Luis Rodríguez

Personal information
- Full name: Luis Abdón Rodríguez Muelas
- Date of birth: 16 March 1961 (age 64)
- Place of birth: Las Condes, Santiago, Chile
- Position: Midfielder

Youth career
- Universidad de Chile

Senior career*
- Years: Team / Apps / (Gls)
- 1980–1986: Universidad de Chile
- 1982: → Coquimbo Unido (loan)
- 1987: Puebla
- 1988: Universidad de Chile
- 1989–1991: Unión Española
- 1992: Deportes La Serena
- 1993: Provincial Osorno
- 1994: Cobresal
- 1995: Audax Italiano
- 1996: Santiago Morning

International career
- 1984–1989: Chile / 8 / (0)

Managerial career
- San Luis (youth)
- 2011: San Luis

= Luis Rodríguez (Chilean footballer) =

Chilean footballer and manager (born 1961)

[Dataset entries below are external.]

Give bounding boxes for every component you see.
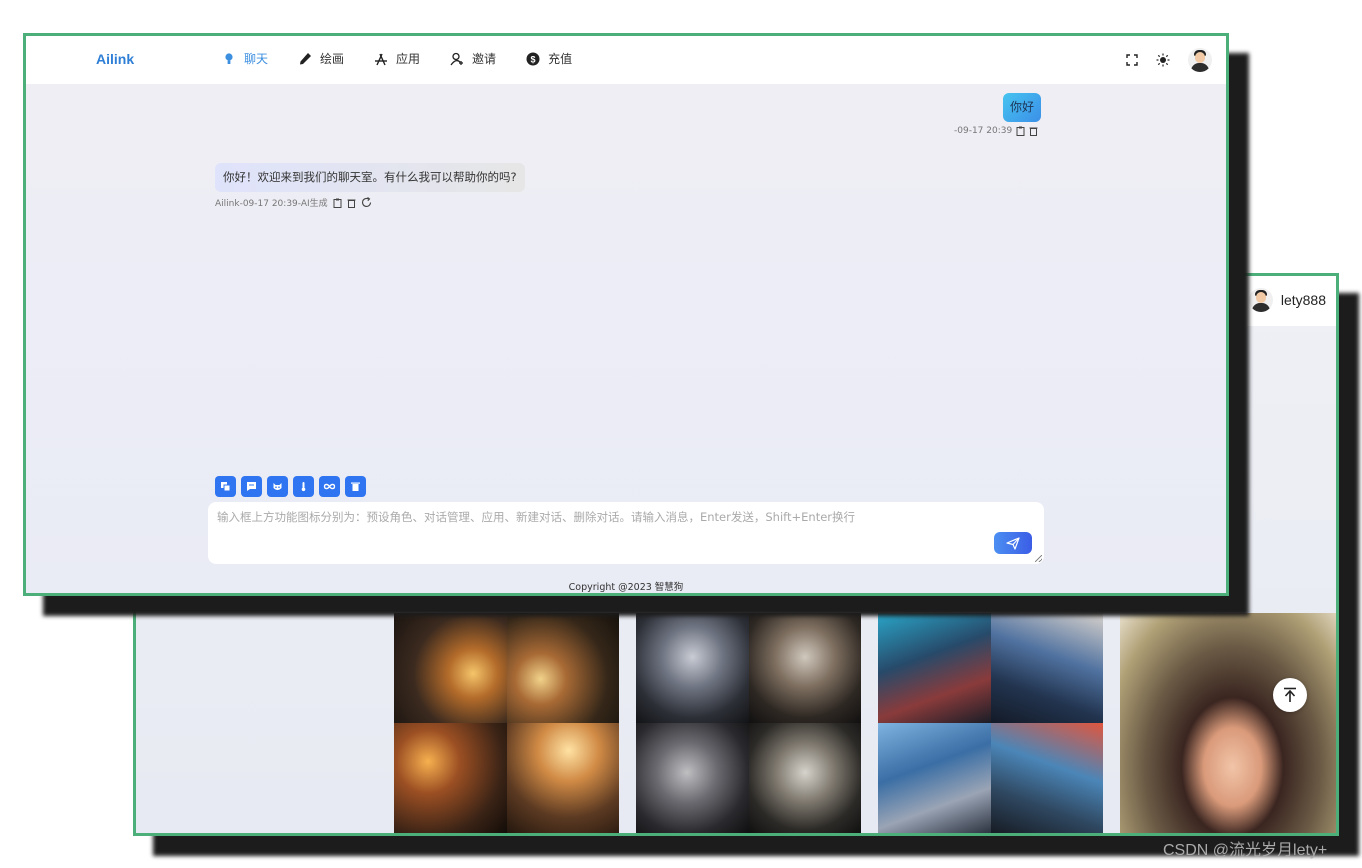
preset-role-button[interactable] [215,476,236,497]
message-input[interactable] [208,502,1044,564]
avatar[interactable] [1188,48,1212,72]
gallery-image-girl-portrait[interactable] [1120,613,1336,833]
copy-icon[interactable] [1016,126,1025,136]
app-store-icon [375,53,388,65]
csdn-watermark: CSDN @流光岁月lety+ [1163,842,1328,859]
preset-role-icon [221,482,231,492]
ai-message-info: Ailink-09-17 20:39-AI生成 [215,199,328,209]
conversation-manage-icon [247,482,256,491]
user-message-bubble: 你好 [1003,93,1042,122]
apps-button[interactable] [267,476,288,497]
gallery-image-elder-warrior[interactable] [636,613,861,833]
sun-icon[interactable] [1156,53,1170,67]
copy-icon[interactable] [333,198,342,208]
nav-label-draw: 绘画 [320,52,345,66]
nav-item-apps[interactable]: 应用 [374,50,420,67]
new-conversation-button[interactable] [293,476,314,497]
gallery-image-sunset-hat[interactable] [394,613,619,833]
app-logo[interactable]: Ailink [96,51,134,67]
header-actions [1126,48,1212,72]
delete-conversation-icon [351,482,360,491]
delete-conversation-button[interactable] [345,476,366,497]
nav-item-recharge[interactable]: $ 充值 [526,50,572,67]
svg-text:$: $ [531,54,536,64]
conversation-manage-button[interactable] [241,476,262,497]
front-window: Ailink 聊天 绘画 应用 邀请 $ 充值 你好 -09-17 20:39 … [23,33,1229,596]
message-input-box [208,502,1044,564]
nav-label-apps: 应用 [396,52,421,66]
pencil-icon [300,52,312,64]
arrow-up-icon [1284,687,1296,702]
infinity-icon [323,483,336,490]
nav-item-draw[interactable]: 绘画 [298,50,344,67]
delete-icon[interactable] [1029,126,1038,136]
send-button[interactable] [994,532,1032,554]
user-profile[interactable]: lety888 [1248,288,1326,312]
lightbulb-icon [225,52,233,64]
back-to-top-button[interactable] [1273,678,1307,712]
nav-label-chat: 聊天 [244,52,269,66]
infinity-button[interactable] [319,476,340,497]
dollar-icon: $ [526,52,540,65]
avatar[interactable] [1248,288,1273,312]
invite-user-icon [450,52,464,65]
user-message-meta: -09-17 20:39 [954,126,1038,136]
username: lety888 [1280,292,1326,308]
user-message-time: -09-17 20:39 [954,126,1013,136]
input-toolbar [215,476,366,497]
nav-label-invite: 邀请 [472,52,497,66]
nav-item-chat[interactable]: 聊天 [222,50,268,67]
ai-message-bubble: 你好！欢迎来到我们的聊天室。有什么我可以帮助你的吗? [215,163,525,192]
thermometer-icon [301,482,306,492]
gallery-image-blue-hair-cyber[interactable] [878,613,1103,833]
image-gallery [394,613,1336,833]
send-icon [1006,536,1020,550]
nav-item-invite[interactable]: 邀请 [450,50,496,67]
apps-icon [273,483,282,490]
regenerate-icon[interactable] [361,197,372,208]
nav-label-recharge: 充值 [548,52,573,66]
copyright-footer: Copyright @2023 智慧狗 [568,582,684,593]
nav-menu: 聊天 绘画 应用 邀请 $ 充值 [222,50,572,67]
resize-handle[interactable] [1035,555,1042,562]
fullscreen-icon[interactable] [1126,54,1138,66]
top-navigation: Ailink 聊天 绘画 应用 邀请 $ 充值 [26,36,1226,84]
ai-message-meta: Ailink-09-17 20:39-AI生成 [215,196,372,209]
delete-icon[interactable] [347,198,356,208]
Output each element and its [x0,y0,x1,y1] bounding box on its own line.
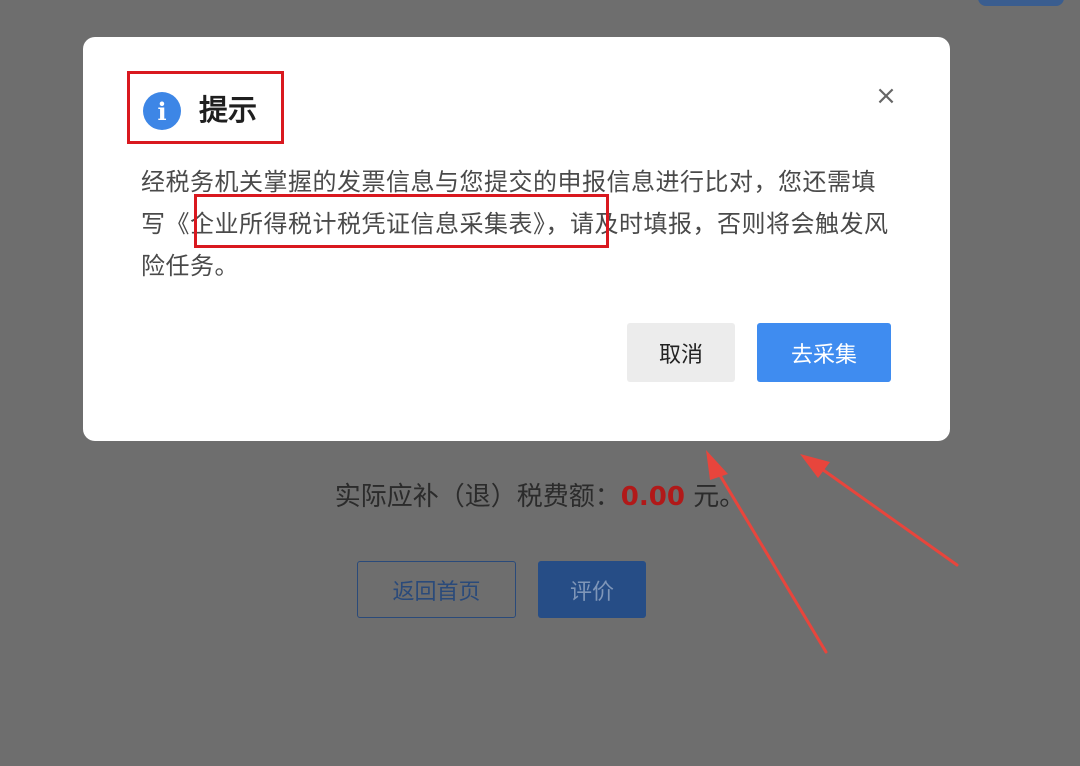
arrow-head-2 [800,454,830,478]
arrow-head-1 [706,450,728,480]
page: 实际应补（退）税费额：0.00 元。 返回首页 评价 i 提示 × 经税务机关掌… [0,0,1080,766]
annotation-arrows [706,450,959,654]
arrow-line-1 [710,460,828,654]
arrow-line-2 [810,460,959,567]
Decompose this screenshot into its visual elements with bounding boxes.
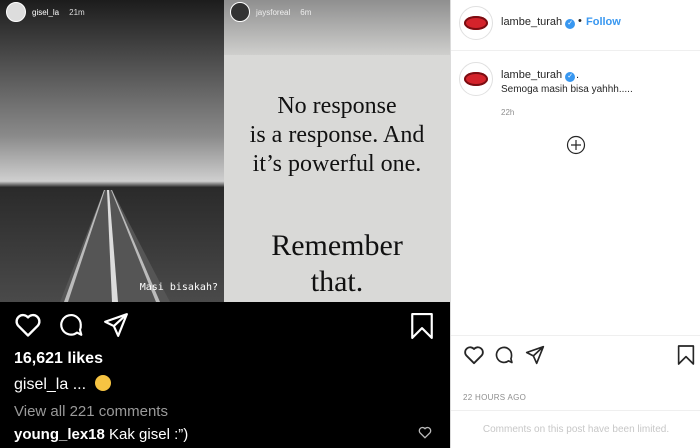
likes-count[interactable]: 16,621 likes	[14, 350, 103, 368]
comment-icon[interactable]	[494, 345, 514, 365]
comment-row: young_lex18 Kak gisel :”)	[14, 426, 188, 443]
heart-icon[interactable]	[463, 345, 485, 365]
comment-text: Kak gisel :”)	[104, 426, 189, 443]
quote-text-large: Remember that.	[224, 228, 450, 300]
post-date: 22 HOURS AGO	[463, 393, 527, 402]
share-icon[interactable]	[103, 312, 129, 338]
comment-time: 22h	[501, 108, 515, 117]
divider	[451, 335, 700, 336]
quote-line: No response	[277, 93, 397, 119]
story-time: 6m	[300, 7, 312, 17]
header-username[interactable]: lambe_turah ✓	[501, 16, 576, 29]
comments-limited-notice: Comments on this post have been limited.	[482, 424, 670, 435]
post-detail-panel: lambe_turah ✓ • Follow lambe_turah ✓ . Sem…	[450, 0, 700, 448]
story-jays[interactable]: jaysforeal 6m No response is a response.…	[224, 0, 450, 302]
separator-dot: •	[578, 15, 582, 27]
quote-line: that.	[310, 265, 364, 298]
story-time: 21m	[69, 7, 85, 17]
stories-and-post-panel: gisel_la 21m Masi bisakah? jaysforeal 6m…	[0, 0, 450, 448]
comment-like-heart-icon[interactable]	[418, 426, 432, 439]
divider	[451, 50, 700, 51]
bookmark-icon[interactable]	[410, 313, 434, 339]
caption-text: ...	[68, 376, 91, 393]
plus-circle-icon[interactable]	[566, 135, 586, 155]
story-caption: Masi bisakah?	[139, 282, 218, 293]
view-all-comments-link[interactable]: View all 221 comments	[14, 403, 168, 420]
avatar[interactable]	[230, 2, 250, 22]
quote-line: it’s powerful one.	[252, 151, 422, 177]
divider	[451, 410, 700, 411]
quote-line: is a response. And	[249, 122, 425, 148]
comment-username[interactable]: young_lex18	[14, 426, 105, 443]
avatar[interactable]	[459, 6, 493, 40]
caption-username[interactable]: gisel_la	[14, 376, 68, 393]
comment-icon[interactable]	[58, 312, 84, 338]
quote-line: Remember	[271, 229, 403, 262]
story-username[interactable]: gisel_la	[32, 8, 59, 17]
avatar[interactable]	[6, 2, 26, 22]
bookmark-icon[interactable]	[677, 345, 695, 365]
story-header: jaysforeal 6m	[230, 2, 311, 22]
follow-button[interactable]: Follow	[586, 16, 621, 28]
story-username[interactable]: jaysforeal	[256, 8, 290, 17]
story-gisel[interactable]: gisel_la 21m Masi bisakah?	[0, 0, 224, 302]
story-header: gisel_la 21m	[6, 2, 85, 22]
share-icon[interactable]	[525, 345, 545, 365]
comment-period: .	[576, 69, 580, 81]
post-caption: gisel_la ...	[14, 375, 111, 394]
relieved-emoji-icon	[94, 375, 111, 391]
quote-text: No response is a response. And it’s powe…	[224, 92, 450, 179]
avatar[interactable]	[459, 62, 493, 96]
verified-badge-icon: ✓	[565, 19, 576, 29]
comment-username[interactable]: lambe_turah ✓	[501, 69, 576, 82]
comment-text: Semoga masih bisa yahhh.....	[501, 84, 633, 95]
verified-badge-icon: ✓	[565, 72, 576, 82]
heart-icon[interactable]	[14, 312, 42, 338]
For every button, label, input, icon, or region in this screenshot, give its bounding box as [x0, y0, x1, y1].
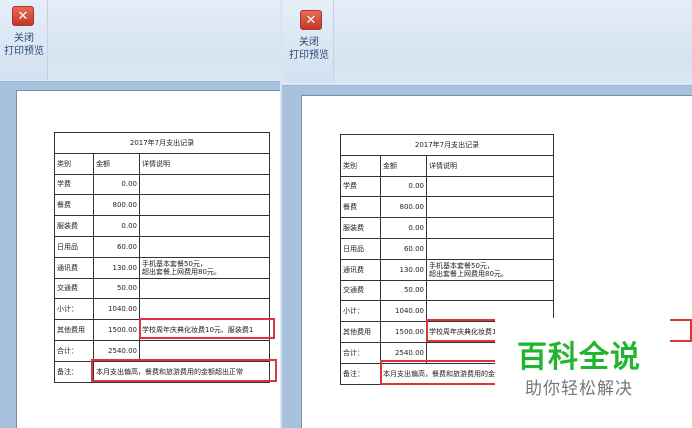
amount-cell: 50.00 — [380, 279, 427, 302]
category-cell: 其他费用 — [54, 319, 94, 341]
print-preview-right: ✕ 关闭 打印预览 2017年7月支出记录 类别 金额 详情说明 学费 0.00 餐费 800.… — [280, 0, 692, 428]
column-header: 金额 — [380, 154, 427, 177]
close-preview-button[interactable]: ✕ 关闭 打印预览 — [284, 0, 334, 82]
detail-cell — [139, 173, 270, 196]
table-title-row: 2017年7月支出记录 — [340, 134, 554, 156]
watermark-subtitle: 助你轻松解决 — [525, 379, 633, 399]
category-cell: 服装费 — [54, 215, 94, 237]
table-title: 2017年7月支出记录 — [340, 134, 554, 156]
category-cell: 通讯费 — [340, 258, 381, 281]
close-preview-button[interactable]: ✕ 关闭 打印预览 — [0, 0, 48, 80]
watermark: 百科全说 助你轻松解决 — [495, 318, 670, 413]
amount-cell: 130.00 — [93, 256, 140, 279]
amount-cell: 0.00 — [93, 215, 140, 237]
detail-cell — [139, 277, 270, 300]
table-row: 小计： 1040.00 — [54, 298, 270, 321]
table-row: 餐费 800.00 — [340, 196, 554, 219]
amount-cell: 60.00 — [380, 237, 427, 260]
amount-cell: 1500.00 — [93, 319, 140, 341]
column-header: 类别 — [340, 154, 381, 177]
category-cell: 餐费 — [54, 194, 94, 217]
table-row: 日用品 60.00 — [340, 237, 554, 260]
amount-cell: 1500.00 — [380, 321, 427, 343]
amount-cell: 60.00 — [93, 235, 140, 258]
column-header: 详情说明 — [426, 154, 554, 177]
ribbon: ✕ 关闭 打印预览 — [0, 0, 280, 82]
column-header: 类别 — [54, 152, 94, 175]
amount-cell: 130.00 — [380, 258, 427, 281]
detail-cell — [139, 215, 270, 237]
category-cell: 小计： — [54, 298, 94, 321]
table-row: 餐费 800.00 — [54, 194, 270, 217]
table-row: 通讯费 130.00 手机基本套餐50元， 超出套餐上网费用80元。 — [54, 256, 270, 279]
table-header-row: 类别 金额 详情说明 — [54, 152, 270, 175]
category-cell: 学费 — [54, 173, 94, 196]
amount-cell: 1040.00 — [380, 300, 427, 323]
category-cell: 通讯费 — [54, 256, 94, 279]
detail-cell: 手机基本套餐50元， 超出套餐上网费用80元。 — [139, 256, 270, 279]
table-header-row: 类别 金额 详情说明 — [340, 154, 554, 177]
amount-cell: 0.00 — [380, 217, 427, 239]
detail-cell — [139, 235, 270, 258]
highlight-box-note — [91, 359, 277, 382]
note-label: 备注： — [340, 362, 381, 385]
amount-cell: 800.00 — [93, 194, 140, 217]
detail-cell — [426, 196, 554, 219]
detail-cell — [426, 217, 554, 239]
table-row: 服装费 0.00 — [340, 217, 554, 239]
category-cell: 交通费 — [340, 279, 381, 302]
category-cell: 合计： — [54, 339, 94, 362]
detail-cell — [139, 194, 270, 217]
category-cell: 其他费用 — [340, 321, 381, 343]
category-cell: 交通费 — [54, 277, 94, 300]
table-row: 交通费 50.00 — [340, 279, 554, 302]
ribbon: ✕ 关闭 打印预览 — [282, 0, 692, 86]
category-cell: 学费 — [340, 175, 381, 198]
highlight-box-other — [139, 318, 275, 339]
table-row: 通讯费 130.00 手机基本套餐50元， 超出套餐上网费用80元。 — [340, 258, 554, 281]
print-preview-left: ✕ 关闭 打印预览 2017年7月支出记录 类别 金额 详情说明 学费 0.00 餐费 800.… — [0, 0, 280, 428]
amount-cell: 1040.00 — [93, 298, 140, 321]
column-header: 详情说明 — [139, 152, 270, 175]
category-cell: 服装费 — [340, 217, 381, 239]
table-title: 2017年7月支出记录 — [54, 132, 270, 154]
table-title-row: 2017年7月支出记录 — [54, 132, 270, 154]
column-header: 金额 — [93, 152, 140, 175]
preview-page: 2017年7月支出记录 类别 金额 详情说明 学费 0.00 餐费 800.00 服装费 0.00… — [16, 90, 280, 428]
detail-cell — [426, 237, 554, 260]
detail-cell — [426, 175, 554, 198]
close-icon: ✕ — [300, 10, 322, 30]
table-row: 服装费 0.00 — [54, 215, 270, 237]
expense-table: 2017年7月支出记录 类别 金额 详情说明 学费 0.00 餐费 800.00 服装费 0.00… — [54, 132, 270, 383]
table-row: 日用品 60.00 — [54, 235, 270, 258]
amount-cell: 50.00 — [93, 277, 140, 300]
table-row: 学费 0.00 — [54, 173, 270, 196]
detail-cell: 手机基本套餐50元， 超出套餐上网费用80元。 — [426, 258, 554, 281]
category-cell: 小计： — [340, 300, 381, 323]
amount-cell: 0.00 — [93, 173, 140, 196]
watermark-title: 百科全说 — [517, 340, 641, 375]
category-cell: 合计： — [340, 341, 381, 364]
detail-cell — [139, 298, 270, 321]
close-preview-label: 关闭 打印预览 — [4, 33, 44, 57]
table-row: 学费 0.00 — [340, 175, 554, 198]
note-label: 备注： — [54, 360, 94, 383]
table-row: 交通费 50.00 — [54, 277, 270, 300]
category-cell: 餐费 — [340, 196, 381, 219]
detail-cell — [426, 279, 554, 302]
category-cell: 日用品 — [54, 235, 94, 258]
amount-cell: 0.00 — [380, 175, 427, 198]
close-preview-label: 关闭 打印预览 — [289, 37, 329, 61]
close-icon: ✕ — [12, 6, 34, 26]
category-cell: 日用品 — [340, 237, 381, 260]
amount-cell: 800.00 — [380, 196, 427, 219]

Luis Abdón Rodríguez Muelas (born 16 March 1961) is a Chilean former footballer and football manager.

==International career==
Rodríguez played in eight matches for the Chile national team from 1984 to 1989. He was also part of Chile's squad for the 1987 Copa América tournament.

==Managerial career==
In 2011, Rodríguez became the manager of San Luis de Quillota in the Primera B de Chile, after having managed the youth system. After adverse results, he was released, but continued as the person in charge of global development of the youth levels.

After his experience as manager, he went on to work as director and teacher at the INAF (National Football Institute).